ORPHEUS CUT OUT AND SINGING

The moth unhinged from the ceiling on Wednesday, the door appropriately named and shed.

Last winter the bicycle spokes catch a hand.

Everyone in a hurry to take the remote, give back an arm—until then.

The building fastidious until there is nothing left, not even a frame for a sentence-shed.

Behind the TV, I’m growing pieces of music, shaken in a bag; we could live on the same channels.

I have grown new considerations for purple, for melody, for the play—the theatre misplaced and fuzzy.

One adjusts and can be two or three thousand pieces at the bottom of the issue, the fairy tale lesson of the castle and boat.

Don’t be afraid to go alone—whom have you told?

Stand behind the dilapidated garage, sorry for your tragic becoming.

The windows can be cleaned from bloodshed, the filthy blackboard erased completely—thrown out, in fact.

The house detaches from the sea animal; there is always a new friend.

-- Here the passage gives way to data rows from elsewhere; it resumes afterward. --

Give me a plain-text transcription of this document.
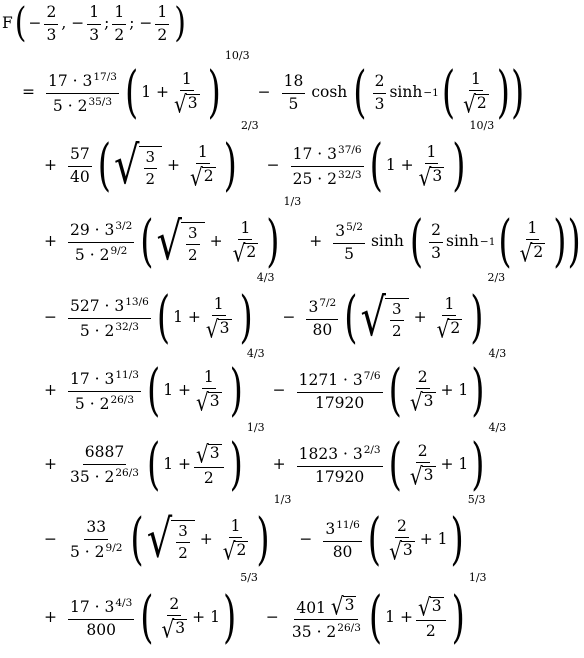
F ( − $\frac{2}{3}$ , − $\frac{1}{3}$ ; $\frac{1}{2}$ ; − $\frac{1}{2}$ )
= $\frac{17 \cdot 3^{17/3}}{5 \cdot 2^{35/3}}$ ( $1 + \frac{1}{√ 3}$ )
10/3
− $\frac{18}{5}$ cosh ( $\frac{2}{3}$ sinh −1 ( $\frac{1}{√ 2}$ ) )
+ $\frac{57}{40}$ ( √ $\frac{3}{2} + \frac{1}{√ 2}$ )
2/3
− $\frac{17 \cdot 3^{37/6}}{25 \cdot 2^{32/3}}$ ( $1 + \frac{1}{√ 3}$ )
10/3
+ $\frac{29 \cdot 3^{3/2}}{5 \cdot 2^{9/2}}$ ( √ $\frac{3}{2} + \frac{1}{√ 2}$ )
1/3
+ $\frac{3^{5/2}}{5}$ sinh ( $\frac{2}{3}$ sinh −1 ( $\frac{1}{√ 2}$ ) )
− $\frac{527 \cdot 3^{13/6}}{5 \cdot 2^{32/3}}$ ( $1 + \frac{1}{√ 3}$ )
4/3
− $\frac{3^{7/2}}{80}$ ( √ $\frac{3}{2} + \frac{1}{√ 2}$ )
2/3
+ $\frac{17 \cdot 3^{11/3}}{5 \cdot 2^{26/3}}$ ( $1 + \frac{1}{√ 3}$ )
4/3
− $\frac{1271 \cdot 3^{7/6}}{17920}$ ( $\frac{2}{√ 3} + 1$ )
4/3
+ $\frac{6887}{35 \cdot 2^{26/3}}$ ( $1 + \frac{√ 3}{2}$ )
1/3
+ $\frac{1823 \cdot 3^{2/3}}{17920}$ ( $\frac{2}{√ 3} + 1$ )
4/3
− $\frac{33}{5 \cdot 2^{9/2}}$ ( √ $\frac{3}{2} + \frac{1}{√ 2}$ )
1/3
− $\frac{3^{11/6}}{80}$ ( $\frac{2}{√ 3} + 1$ )
5/3
+ $\frac{17 \cdot 3^{4/3}}{800}$ ( $\frac{2}{√ 3} + 1$ )
5/3
− $\frac{401 √ 3}{35 \cdot 2^{26/3}}$ ( $1 + \frac{√ 3}{2}$ )
1/3
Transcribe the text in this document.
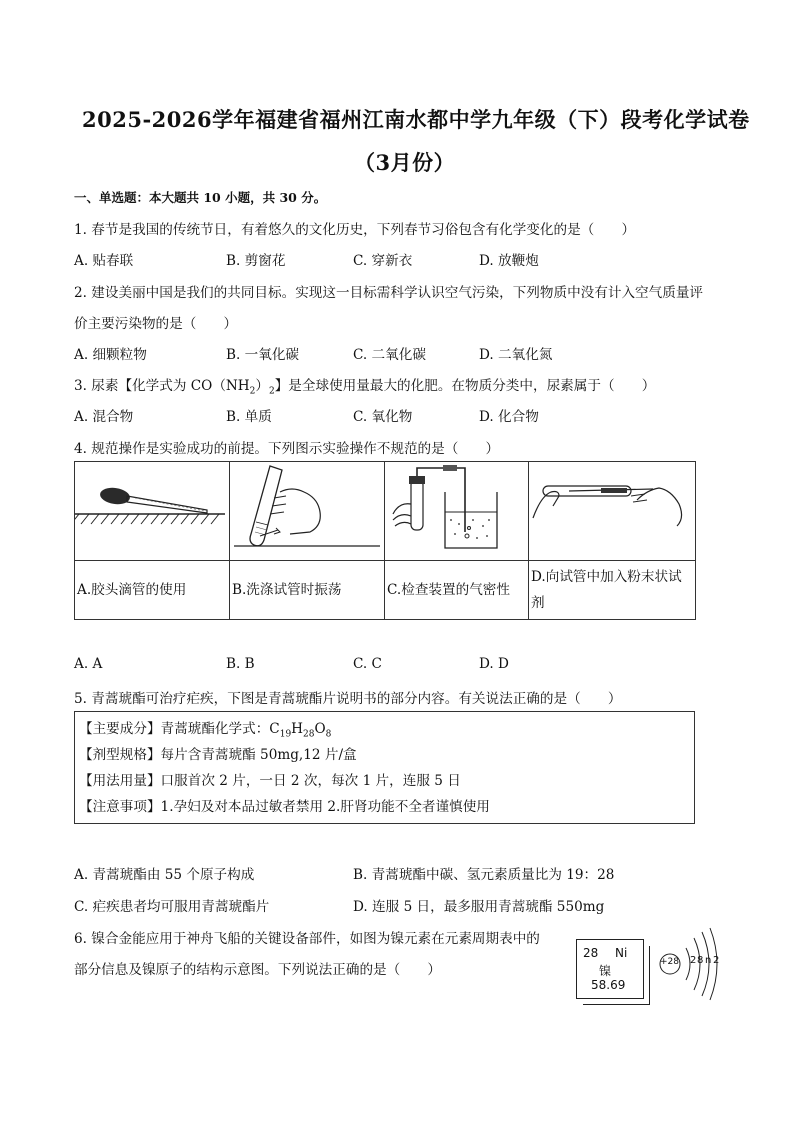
2025-2026学年福建省福州江南水都中学九年级（下）段考化学试卷
（3月份）
一、单选题：本大题共 10 小题，共 30 分。
1. 春节是我国的传统节日，有着悠久的文化历史，下列春节习俗包含有化学变化的是（　　）
A. 贴春联	B. 剪窗花	C. 穿新衣	D. 放鞭炮
2. 建设美丽中国是我们的共同目标。实现这一目标需科学认识空气污染，下列物质中没有计入空气质量评
价主要污染物的是（　　）
A. 细颗粒物	B. 一氧化碳	C. 二氧化碳	D. 二氧化氮
3. 尿素【化学式为 $CO(NH_2)_2$】是全球使用量最大的化肥。在物质分类中，尿素属于（　　）
A. 混合物	B. 单质	C. 氧化物	D. 化合物
4. 规范操作是实验成功的前提。下列图示实验操作不规范的是（　　）

A.胶头滴管的使用	B.洗涤试管时振荡	C.检查装置的气密性	D.向试管中加入粉末状试
剂
A. A	B. B	C. C	D. D
5. 青蒿琥酯可治疗疟疾，下图是青蒿琥酯片说明书的部分内容。有关说法正确的是（　　）
【主要成分】青蒿琥酯化学式：$C_{19}H_{28}O_8$
【剂型规格】每片含青蒿琥酯 50mg,12 片/盒
【用法用量】口服首次 2 片，一日 2 次，每次 1 片，连服 5 日
【注意事项】1.孕妇及对本品过敏者禁用 2.肝肾功能不全者谨慎使用
A. 青蒿琥酯由 55 个原子构成	B. 青蒿琥酯中碳、氢元素质量比为 19：28
C. 疟疾患者均可服用青蒿琥酯片	D. 连服 5 日，最多服用青蒿琥酯 550mg
6. 镍合金能应用于神舟飞船的关键设备部件，如图为镍元素在元素周期表中的
部分信息及镍原子的结构示意图。下列说法正确的是（　　）
28 Ni
镍
58.69
+28 2 8 n 2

Park your car where the sky is holding—grammar untangled, intricate sentences diagrammed—before expunged.

The rebuilding, unruly—Ramshackles!

Afraid of the Orphic music, how it hides, sends us scrambling through the artery-streets in need of blankets.

Press here to become curious again—in love with nothing but the arrival of stage, the haunting music again.

In the meantime, we must go quickly; it is dangerous—and stunning.

The night swallows the sequin stars, moving the clouds cloudy.

You must drink the anodyne, sequestered in language.  

The sea urchin drowns the book of meanings in another book about a book.

We are waiting for time—to glue the paper guitar back on Orpheus’ torn arm.